Wednesday morning I listened to my student share her heart in chapel; Wednesday afternoon I learned of yet another school shooting. I have two kids, & they dominate my life, as they should. They are my priority, but I have always tried to make myself available to students even if only for ten or twenty minutes when they need to talk. It is unbelievable how many of them need to talk. I know Satan attacks us individually where we are weak, but I am convinced he targets institutions as well, namely churches & the family unit.

Consider how many lives, how many souls, Satan might claim by destroying just one family. He doesn't have to drag every young person to hell by convincing them to destroy their life with alcohol or drugs; if he can convince a father of four to ignore his kids, to beat his kids, or simply to walk away, there is considerable destruction left in his wake.

I am not so naive as to think a hug is all a young person needs when they're plagued by years of abuse or neglect, when they're clinically depressed & maybe even suicidal. It can't hurt though. What I hear from students, no matter the specifics of their circumstances, is I am alone. They may be surrounded by people every day, rubbing shoulders with classmates in the hall, disciplined by teachers, & yelled at by parents, but at the end of the day they crawl in bed alone, & they feel desperately alone because they can't remember the last time anyone touched them lovingly.

We were designed for one another; Christians needs their brothers & sisters in Christ, children need their parents, wives need their husbands. There are people who, through no fault of their own, have no one in their life who regularly hugs their neck. This is hard for me to fathom; I have two kids who want kisses & hugs every night. I have a son who searches for excuses to crawl in bed with me at night (I never kick him out). He curls into me, & he immediately goes back to sleep. Sometimes I listen to the deep, peaceful rhythm of his breathing before I nod back off. He spends most of his day away from me, & I hate that. Without consciously realizing it, he tries to make up for lost time at night, & I am fine with that. I am more than fine with that.

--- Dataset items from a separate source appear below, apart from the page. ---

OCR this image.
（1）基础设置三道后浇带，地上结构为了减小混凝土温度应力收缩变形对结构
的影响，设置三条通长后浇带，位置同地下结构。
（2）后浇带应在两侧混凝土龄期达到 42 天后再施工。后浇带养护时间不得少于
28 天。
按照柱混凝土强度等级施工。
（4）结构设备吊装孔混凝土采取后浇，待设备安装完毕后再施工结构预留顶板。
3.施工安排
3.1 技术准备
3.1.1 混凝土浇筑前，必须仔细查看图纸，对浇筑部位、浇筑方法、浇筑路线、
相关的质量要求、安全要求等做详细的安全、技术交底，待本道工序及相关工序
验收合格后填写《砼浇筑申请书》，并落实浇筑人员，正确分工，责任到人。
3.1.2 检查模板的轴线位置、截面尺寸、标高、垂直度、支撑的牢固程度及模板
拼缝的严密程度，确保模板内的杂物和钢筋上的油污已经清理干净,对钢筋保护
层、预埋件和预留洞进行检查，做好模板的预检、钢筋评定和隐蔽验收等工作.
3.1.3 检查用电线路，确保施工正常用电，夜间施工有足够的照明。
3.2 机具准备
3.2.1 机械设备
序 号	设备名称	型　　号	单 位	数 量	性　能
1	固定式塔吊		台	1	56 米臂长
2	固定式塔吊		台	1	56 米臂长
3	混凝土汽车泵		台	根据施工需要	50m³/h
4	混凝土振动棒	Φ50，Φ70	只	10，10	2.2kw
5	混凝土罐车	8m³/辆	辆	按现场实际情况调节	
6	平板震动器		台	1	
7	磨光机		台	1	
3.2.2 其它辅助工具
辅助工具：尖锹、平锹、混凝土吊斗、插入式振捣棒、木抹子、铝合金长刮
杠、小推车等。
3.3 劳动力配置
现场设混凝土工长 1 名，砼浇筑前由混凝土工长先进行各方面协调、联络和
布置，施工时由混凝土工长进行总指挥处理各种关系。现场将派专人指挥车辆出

This is perhaps the longest advertisement for the hug that ever there has been, but I do think it's important. I know it's important; if you don't believe me, read Nineteen Eighty-Four, or come run interference for me circa two am & explain to Henry why he needs to return to his bed.

Hug your loved ones today & every day. Consider a few others you could add to your hug list. If you're off tomorrow, enjoy President's Day. If you're not off tomorrow, please don't call or text me before ten am.